The model writes a hook function that forces the second-most-likely token on every step:

void force_second(int step) {
    int top1 = top_k_token(0);
    int top2 = top_k_token(1);
    logit_set(top2, logit_get(top1) + 10000);
    char b1[32], b2[32];
    tok_str(top1, b1); tok_str(top2, b2);
    printf("[%d] '%s' -> '%s'\n", step, b1, b2);
}
int main() { hook_set("force_second", 20); return 0; }

Each step, the hook reads the top two candidates from the softmax distribution, then boosts the second choice's logit above the first. The printf output streams to a live console. After 20 steps, the hook expires and normal sampling resumes. The text generated during hook execution is visibly different from the model's default output—it picks unusual but contextually plausible tokens.
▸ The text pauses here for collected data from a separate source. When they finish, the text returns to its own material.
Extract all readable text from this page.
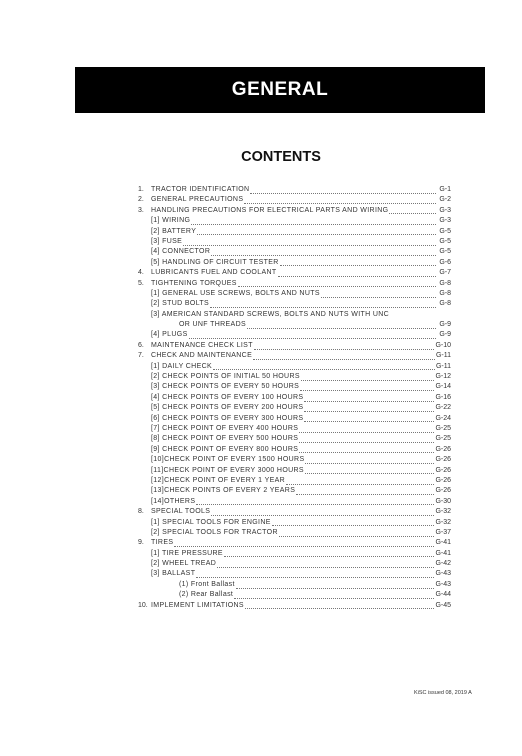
GENERAL
CONTENTS
1.	TRACTOR IDENTIFICATION	G-1
2.	GENERAL PRECAUTIONS	G-2
3.	HANDLING PRECAUTIONS FOR ELECTRICAL PARTS AND WIRING	G-3
[1] WIRING	G-3
[2] BATTERY	G-5
[3] FUSE	G-5
[4] CONNECTOR	G-5
[5] HANDLING OF CIRCUIT TESTER	G-6
4.	LUBRICANTS FUEL AND COOLANT	G-7
5.	TIGHTENING TORQUES	G-8
[1] GENERAL USE SCREWS, BOLTS AND NUTS	G-8
[2] STUD BOLTS	G-8
[3] AMERICAN STANDARD SCREWS, BOLTS AND NUTS WITH UNC
OR UNF THREADS	G-9
[4] PLUGS	G-9
6.	MAINTENANCE CHECK LIST	G-10
7.	CHECK AND MAINTENANCE	G-11
[1] DAILY CHECK	G-11
[2] CHECK POINTS OF INITIAL 50 HOURS	G-12
[3] CHECK POINTS OF EVERY 50 HOURS	G-14
[4] CHECK POINTS OF EVERY 100 HOURS	G-16
[5] CHECK POINTS OF EVERY 200 HOURS	G-22
[6] CHECK POINTS OF EVERY 300 HOURS	G-24
[7] CHECK POINT OF EVERY 400 HOURS	G-25
[8] CHECK POINT OF EVERY 500 HOURS	G-25
[9] CHECK POINT OF EVERY 800 HOURS	G-26
[10]CHECK POINT OF EVERY 1500 HOURS	G-26
[11]CHECK POINT OF EVERY 3000 HOURS	G-26
[12]CHECK POINT OF EVERY 1 YEAR	G-26
[13]CHECK POINTS OF EVERY 2 YEARS	G-26
[14]OTHERS	G-30
8.	SPECIAL TOOLS	G-32
[1] SPECIAL TOOLS FOR ENGINE	G-32
[2] SPECIAL TOOLS FOR TRACTOR	G-37
9.	TIRES	G-41
[1] TIRE PRESSURE	G-41
[2] WHEEL TREAD	G-42
[3] BALLAST	G-43
(1) Front Ballast	G-43
(2) Rear Ballast	G-44
10. IMPLEMENT LIMITATIONS	G-45
KiSC issued 08, 2019 A
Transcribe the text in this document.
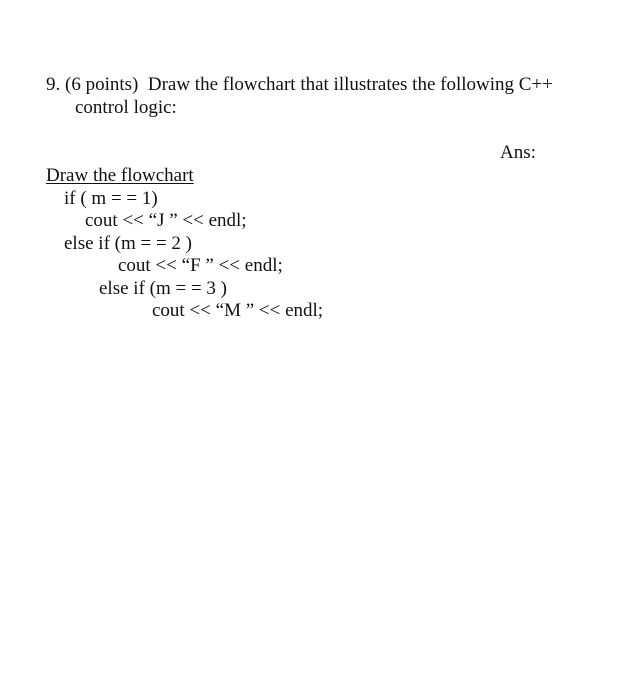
9. (6 points)  Draw the flowchart that illustrates the following C++
control logic:
Ans:
Draw the flowchart
if ( m = = 1)
cout << “J ” << endl;
else if (m = = 2 )
cout << “F ” << endl;
else if (m = = 3 )
cout << “M ” << endl;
Key insight: ID vs. value. The introspection API has two kinds of returns. top_k_token(rank) and logit_argmax() return token IDs (integers 0–152K). logit_get(id) and top_k_prob(rank) return values (logits ×1000, probabilities ×10000). Early hook experiments failed because the model passed a token ID where a logit value was expected. Clarifying this distinction in the system prompt fixed the issue.

Hooks are available during live inference with the VM enabled.